Yeasted dough:2 tsp dry yeast, 1/2 tsp sugar, 1/2 c warm water–> Blend and allow to sit 10 minutes or until foamy. Mix in 3 Tbs olive oil, 1 beaten egg and pinch slt. Work in 1 3/4 c. flour (or a little more) until you have a smooth, elastic kneadable dough. Knead briefly, then place in lightly oiled bowl and let rise 45 minutes or more until doubles in bulk. This is a very sturdy and forgiving dough.”


Middle Eastern Radish and Beet salad in Scallion Vinaigrette

Fresh From The Garden, Perla Meyers


3 tablespoons olive oil

2 T red wine vinegar

4 T finely minced scallions

1 ½ cup plain yogurt

salt and freshly ground pepper

1 ½ pounds cooked beets, peeled and cut into ¼ inch cubes

2 ½ cups thinly sliced radishes


  1. In a large serving bowl, combine the oil, vinegar, scallions and yogurt.  Season with salt and pepper and whisk until blended.  Add the beets and radishes and fold gently.  Cover and refrigerate over night.
  2. The next day, bring the salad back to room temperature.  Correct seasoning and serve as an accompaniment to grilled salmon or chicken or sautéed veal.

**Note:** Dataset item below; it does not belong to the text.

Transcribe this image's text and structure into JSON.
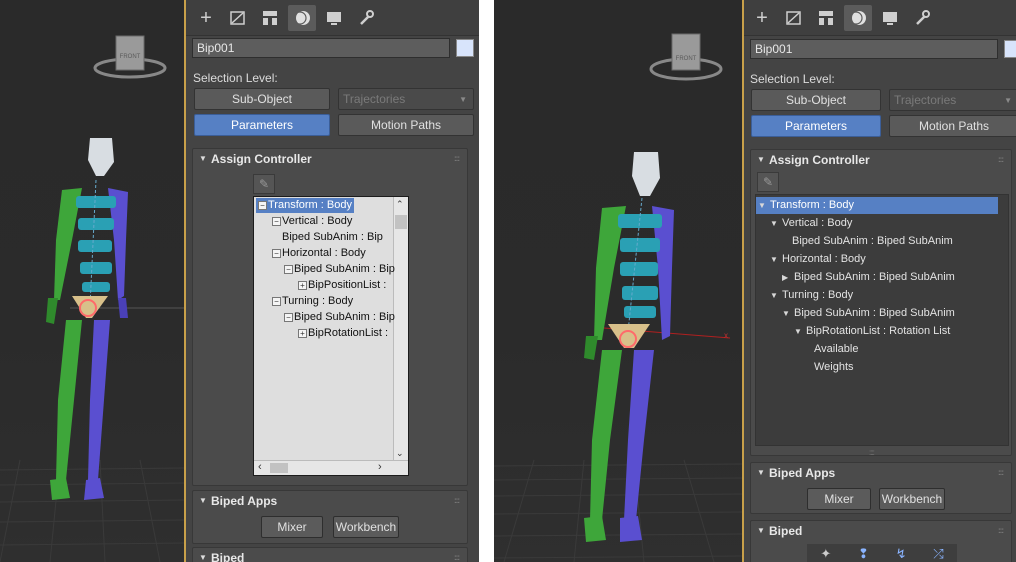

Sugar Snap Pea Salad with Sweet Lemon and Mustard Dressing

Fresh From the Garden, Perla Meyers



1 ½ pound sugar snap peas, strings removed

juice of 1 large lemon

6 Tablespoons olive oil

1 Tablespoon Dijon mustard

2 teaspoons granulated sugar

4 Tablespoons finely minced scallions

Freshly ground white pepper


  1. Bring salted water to a boil in a vegetable speamer.  Add the peas and steam, covered for  5 minutes or until crisp-tender.  Run under cold water to spot further cooking and drain on paper towels.  Place in a serving bowl and set aside.
  2. In a small jar, combine the lemon juice, oil, mustar, and sugar.  Cover tightly and shake until the mixrure is smooth and well blended.  Add the scallions, serason with salt and pepper, and pour dresssing over the peas.  Cover an d chill at least 2 hours before serving.